A responsabilidade dos influenciadores digitais pelas "publis"
Influenciadores podem ser responsabilizados pelas publis que divulgam. Entenda como o CDC os equipara a fornecedores e quais os riscos jurídicos envolvidos.
quinta-feira, 16 de outubro de 2025
Atualizado às 11:35
A publicidade deixou de ser apenas uma vitrine impessoal nos meios tradicionais de comunicação. Com a ascensão das redes sociais, o rosto e a voz que dão credibilidade às marcas passaram a ser os influenciadores digitais. Eles não apenas divulgam produtos ou serviços, mas criam conexões emocionais com seus seguidores, vinculando bens de consumo a estilos de vida e valores pessoais. Nesse cenário, surge a indagação: qual é a extensão da responsabilidade civil desses agentes pelas chamadas publis?
O CDC oferece base sólida para a análise. O art. 7º, parágrafo único, prevê que "tendo mais de um autor a ofensa, todos responderão solidariamente pela reparação dos danos previstos nas normas de consumo". Em razão disso, a doutrina tem defendido que o influenciador pode ser equiparado ao fornecedor, já que participa da cadeia de consumo ao endossar a qualidade do produto ou serviço. Como lembra Leonardo Roscoe Bessa1, "em relação à publicidade, todos que, direta ou indiretamente, a promovem são fornecedores equiparados".
Essa equiparação encontra ainda fundamento no princípio da confiança, central nas relações de consumo. Os seguidores acreditam na recomendação feita pelo influenciador, atribuindo-lhe papel de garantidor. Gasparatto, Freitas e Efing2 observam que "os influenciadores assumem, portanto, uma posição de garantidores em face dos produtos e serviços indicados". Da mesma forma, Sampaio e Silva3 reforçam que "a relação de confiança estabelecida entre os influenciadores e seus seguidores faz com que os potenciais consumidores confiem na marca e na qualidade do produto/serviço divulgado".

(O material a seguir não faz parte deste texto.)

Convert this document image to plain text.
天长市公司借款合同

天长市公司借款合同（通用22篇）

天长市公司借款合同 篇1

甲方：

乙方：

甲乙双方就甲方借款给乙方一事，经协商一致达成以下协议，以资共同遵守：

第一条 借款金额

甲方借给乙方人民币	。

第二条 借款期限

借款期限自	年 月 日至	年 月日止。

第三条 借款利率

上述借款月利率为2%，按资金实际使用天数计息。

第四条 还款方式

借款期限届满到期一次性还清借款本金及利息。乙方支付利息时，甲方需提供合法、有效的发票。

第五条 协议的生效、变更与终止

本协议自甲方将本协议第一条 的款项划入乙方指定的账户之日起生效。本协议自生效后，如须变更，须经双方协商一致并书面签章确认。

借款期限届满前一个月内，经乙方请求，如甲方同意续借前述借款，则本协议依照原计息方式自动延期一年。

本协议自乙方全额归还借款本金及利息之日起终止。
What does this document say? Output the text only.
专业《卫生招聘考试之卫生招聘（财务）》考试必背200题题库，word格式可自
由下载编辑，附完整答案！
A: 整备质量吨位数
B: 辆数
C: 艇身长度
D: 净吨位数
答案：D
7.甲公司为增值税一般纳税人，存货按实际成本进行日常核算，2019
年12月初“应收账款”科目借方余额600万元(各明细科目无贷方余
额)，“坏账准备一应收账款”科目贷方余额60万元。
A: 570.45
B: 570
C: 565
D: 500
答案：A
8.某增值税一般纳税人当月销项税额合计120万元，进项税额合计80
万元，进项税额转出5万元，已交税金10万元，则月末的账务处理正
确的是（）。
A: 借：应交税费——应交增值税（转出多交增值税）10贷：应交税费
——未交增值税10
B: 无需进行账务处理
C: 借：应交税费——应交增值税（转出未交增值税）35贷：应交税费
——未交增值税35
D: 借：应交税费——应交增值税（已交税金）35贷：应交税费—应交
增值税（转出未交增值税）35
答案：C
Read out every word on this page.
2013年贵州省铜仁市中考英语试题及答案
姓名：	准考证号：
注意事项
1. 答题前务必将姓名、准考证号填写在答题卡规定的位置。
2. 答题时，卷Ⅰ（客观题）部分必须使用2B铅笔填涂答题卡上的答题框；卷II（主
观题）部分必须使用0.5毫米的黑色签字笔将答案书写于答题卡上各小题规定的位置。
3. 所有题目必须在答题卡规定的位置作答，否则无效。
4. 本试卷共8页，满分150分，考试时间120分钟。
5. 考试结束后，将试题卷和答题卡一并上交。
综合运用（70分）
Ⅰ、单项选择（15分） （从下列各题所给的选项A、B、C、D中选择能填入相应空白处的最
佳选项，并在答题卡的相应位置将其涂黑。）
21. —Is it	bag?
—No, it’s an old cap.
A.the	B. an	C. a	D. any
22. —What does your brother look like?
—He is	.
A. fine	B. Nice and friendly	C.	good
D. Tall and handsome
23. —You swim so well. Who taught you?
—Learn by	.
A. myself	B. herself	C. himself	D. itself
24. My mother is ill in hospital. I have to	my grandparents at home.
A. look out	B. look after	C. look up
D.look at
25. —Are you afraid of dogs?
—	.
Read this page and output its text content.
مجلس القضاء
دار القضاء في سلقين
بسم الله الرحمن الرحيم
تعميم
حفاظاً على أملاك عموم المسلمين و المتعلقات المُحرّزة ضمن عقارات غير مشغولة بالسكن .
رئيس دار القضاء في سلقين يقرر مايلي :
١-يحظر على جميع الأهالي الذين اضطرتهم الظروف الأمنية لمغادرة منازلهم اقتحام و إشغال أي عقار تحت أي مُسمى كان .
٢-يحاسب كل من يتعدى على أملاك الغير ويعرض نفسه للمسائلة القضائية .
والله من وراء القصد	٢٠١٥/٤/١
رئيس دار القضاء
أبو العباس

Não por acaso, o Conar - Conselho Nacional de Autorregulamentação Publicitária elaborou um Guia de Publicidade para influenciadores, orientando que posts patrocinados sejam devidamente identificados com expressões como "publi", "publipost" ou equivalentes.4 Isso decorre do princípio da identificação, essencial para que o consumidor perceba com clareza que está diante de uma mensagem publicitária, e não apenas de uma recomendação pessoal.
O problema surge quando essa transparência é omitida. Nesses casos, o influenciador pode incorrer na chamada publicidade invisível, vedada pelo ordenamento jurídico, pois confunde o consumidor e induz sua vontade. Além disso, deve-se atentar para a proibição de publicidades enganosas ou abusivas, definidas nos §§ 1º e 2º do art. 37 do CDC, que incluem desde a omissão de informações relevantes até práticas que explorem a vulnerabilidade do público.
A jurisprudência brasileira ainda não é pacífica quanto à responsabilização direta de influenciadores, mas já existem precedentes e condenações emblemáticas. Casos como o da influenciadora Virgínia Fonseca, responsabilizada por recomendar empresa que aplicou golpe em seguidor, e do influenciador Felipe Neto, condenado pelo Conar por omitir a identificação de parceria paga, demonstram um movimento crescente de imputação de responsabilidade civil.
Portanto, é preciso reafirmar: o influenciador que afirma "eu indico" ou "eu testei e aprovei" não é mero espectador da publicidade. Ele atua como parte da cadeia de consumo e deve ser tratado como fornecedor equiparado, arcando com os riscos inerentes da atividade. A análise deve ser casuística, mas é inegável que quando o influenciador utiliza sua imagem e confiança para endossar um produto, gera nos seguidores a expectativa de qualidade e segurança.
Logo, não há dúvidas de que os influenciadores digitais não são somente "garotos" ou "garotas" propaganda, ou seja, meros anunciantes, como se via somente nos comerciais na televisão. Em verdade, nas redes sociais, os influencers associam o uso de um produto ou serviço a um estilo de vida específico, que é acompanhado diariamente por milhares de pessoas que os veem como verdadeiros ídolos. A partir disso, criam uma conexão direta com os seus seguidores, que confiam nas suas recomendações a ponto de adquirir sem hesitar aquilo que é divulgado.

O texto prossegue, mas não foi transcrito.